Она, повернувшись к нему лицом, разразилась смехом, но вдруг крик ужаса сорвался с ее уст:





— Ах! Осторожно, осторожно!..

Он инстинктивно отскочил в сторону; все остальное произошло с молниеносной быстротой. Из дупла дерева вылезла небольшая змея. Она свернулась спиралью, высоко подняла голову и была в полной боевой готовности. Вот-вот вытянется она и укусит. Не дав Лармору опомниться, Алинь бросилась к змее и растоптала ее своими каблуками. Он смотрел на нее с восторгом.

— Вы знаете, немного мужчин вели бы себя так храбро со змеей, укус которой смертелен.

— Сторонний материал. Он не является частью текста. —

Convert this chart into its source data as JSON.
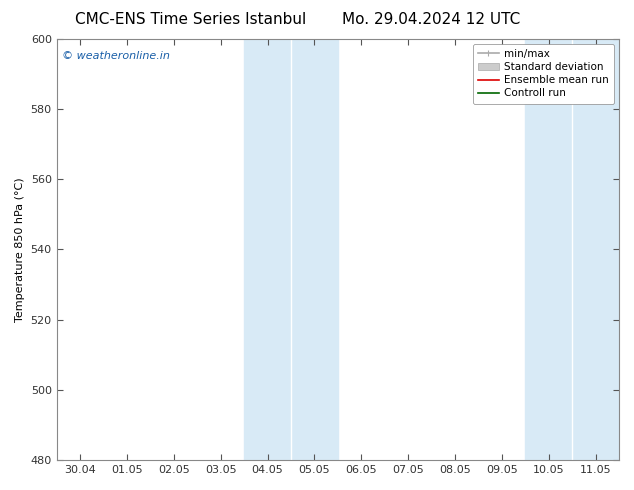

Ее бледное лицо осветилось улыбкой.

— Я боялась, что она бросится на вас.

Они продолжали путь в молчании. Шагов через двадцать она услышала позади себя его слова:

— Вы отважны, мадемуазель Алинь. Отважны в опасности! Вы необыкновенная женщина!

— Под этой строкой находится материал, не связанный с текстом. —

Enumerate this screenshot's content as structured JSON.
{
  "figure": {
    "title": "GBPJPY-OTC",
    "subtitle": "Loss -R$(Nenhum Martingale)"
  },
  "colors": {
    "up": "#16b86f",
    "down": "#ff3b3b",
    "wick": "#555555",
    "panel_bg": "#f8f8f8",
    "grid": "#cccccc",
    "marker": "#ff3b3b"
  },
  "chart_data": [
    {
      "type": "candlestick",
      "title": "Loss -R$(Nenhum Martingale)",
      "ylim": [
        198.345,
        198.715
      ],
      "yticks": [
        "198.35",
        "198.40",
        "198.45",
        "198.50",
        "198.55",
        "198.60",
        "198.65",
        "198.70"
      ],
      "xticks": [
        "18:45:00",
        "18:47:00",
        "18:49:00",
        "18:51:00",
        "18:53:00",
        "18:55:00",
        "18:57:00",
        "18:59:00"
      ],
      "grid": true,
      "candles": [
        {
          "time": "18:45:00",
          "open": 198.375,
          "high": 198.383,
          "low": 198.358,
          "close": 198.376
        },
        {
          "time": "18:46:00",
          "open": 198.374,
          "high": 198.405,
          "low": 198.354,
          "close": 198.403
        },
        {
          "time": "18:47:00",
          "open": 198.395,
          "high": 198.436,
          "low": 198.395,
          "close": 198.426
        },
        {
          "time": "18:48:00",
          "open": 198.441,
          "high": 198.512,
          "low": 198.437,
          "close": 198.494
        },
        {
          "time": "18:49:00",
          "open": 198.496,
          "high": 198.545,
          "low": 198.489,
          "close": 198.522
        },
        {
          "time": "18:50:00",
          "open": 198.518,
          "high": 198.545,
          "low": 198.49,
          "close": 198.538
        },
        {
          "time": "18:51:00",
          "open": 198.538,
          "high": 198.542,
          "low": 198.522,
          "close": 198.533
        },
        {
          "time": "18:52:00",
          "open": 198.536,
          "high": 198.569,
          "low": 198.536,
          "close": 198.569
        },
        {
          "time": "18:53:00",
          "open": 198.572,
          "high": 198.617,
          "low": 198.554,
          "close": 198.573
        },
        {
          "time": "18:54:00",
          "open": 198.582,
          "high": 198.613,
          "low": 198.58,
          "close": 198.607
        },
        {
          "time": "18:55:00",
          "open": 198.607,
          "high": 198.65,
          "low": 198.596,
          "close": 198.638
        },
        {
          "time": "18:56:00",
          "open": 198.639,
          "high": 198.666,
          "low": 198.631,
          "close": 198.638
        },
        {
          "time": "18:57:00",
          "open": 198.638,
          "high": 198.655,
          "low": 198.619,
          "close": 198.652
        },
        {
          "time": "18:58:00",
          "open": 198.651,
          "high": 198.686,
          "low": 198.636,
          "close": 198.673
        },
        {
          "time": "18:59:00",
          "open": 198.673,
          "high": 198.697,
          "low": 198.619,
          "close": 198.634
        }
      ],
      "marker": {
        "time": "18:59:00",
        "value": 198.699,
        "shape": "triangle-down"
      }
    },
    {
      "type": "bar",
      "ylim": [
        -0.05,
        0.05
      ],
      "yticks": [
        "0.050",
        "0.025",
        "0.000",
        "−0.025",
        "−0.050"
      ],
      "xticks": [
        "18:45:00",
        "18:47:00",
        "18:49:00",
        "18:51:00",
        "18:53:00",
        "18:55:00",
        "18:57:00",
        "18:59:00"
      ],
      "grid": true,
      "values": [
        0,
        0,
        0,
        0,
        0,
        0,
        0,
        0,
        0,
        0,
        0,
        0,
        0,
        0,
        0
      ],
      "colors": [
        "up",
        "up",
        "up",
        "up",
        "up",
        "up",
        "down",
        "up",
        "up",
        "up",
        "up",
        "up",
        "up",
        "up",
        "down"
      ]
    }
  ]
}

Она не отвечала. В ее душе пела опьяняющая песня...

С верхушки скалы они увидели Жозе-Марию и его животных и остановились, восхищенные зрелищем. Обезьяна, сидя на спине старика, нежно перебирала его длинную шевелюру. На груди у негра приютилась обезьяна-мать с маленьким детенышем и грызла колос маиса, который она защищала ловкими движениями от жадных агути. Птицы в бархатном и золотом оперении цеплялись за босые ноги старика, который, качаясь, беспрерывно напевал однообразную песню.

— Какая чудесная картина, не правда ли? — прошептала она.

— Этот негр велик и добр. В доброте истинное величие и истинная красота, — серьезно сказал он.

Изумленная она обернулась к нему и сейчас же лицо ее засияло — ее изумило, что человек с его воспитанием так просто и ясно высказал такую возвышенную мысль. Она гордилась и радовалась этому открытию.

— Вы выражаетесь, как поэт! — сказала она.

Он рассмеялся смехом, от которого разбежался весь зверинец.

— В первый раз мне делают подобный комплимент. Вы мне вскружите голову.

Разминая свои обессиленные ноги, Жозе-Мария с трудом поднялся с обрубка, чтобы собрать разбежавшихся животных. Его взгляд переходил с молодой девушки, выкладывавшей из корзинки провизию, на моряка. Жан Лармор разобрал некоторые слова, сказанные стариком.

— Насколько я понял, мадемуазель, ваш старый друг думает, что мы супруги. Не правда ли, это интересно?

Она усмехнулась и опустила глаза на скамейку чтоб скрыть краску, залившую лицо. И тем же неестественным тоном он снова перевел мимику и жаргон старика.

— Что он такое говорит? Он меня уже знает... Вы ему говорили обо мне? Теперь я понимаю, почему он нас поженил.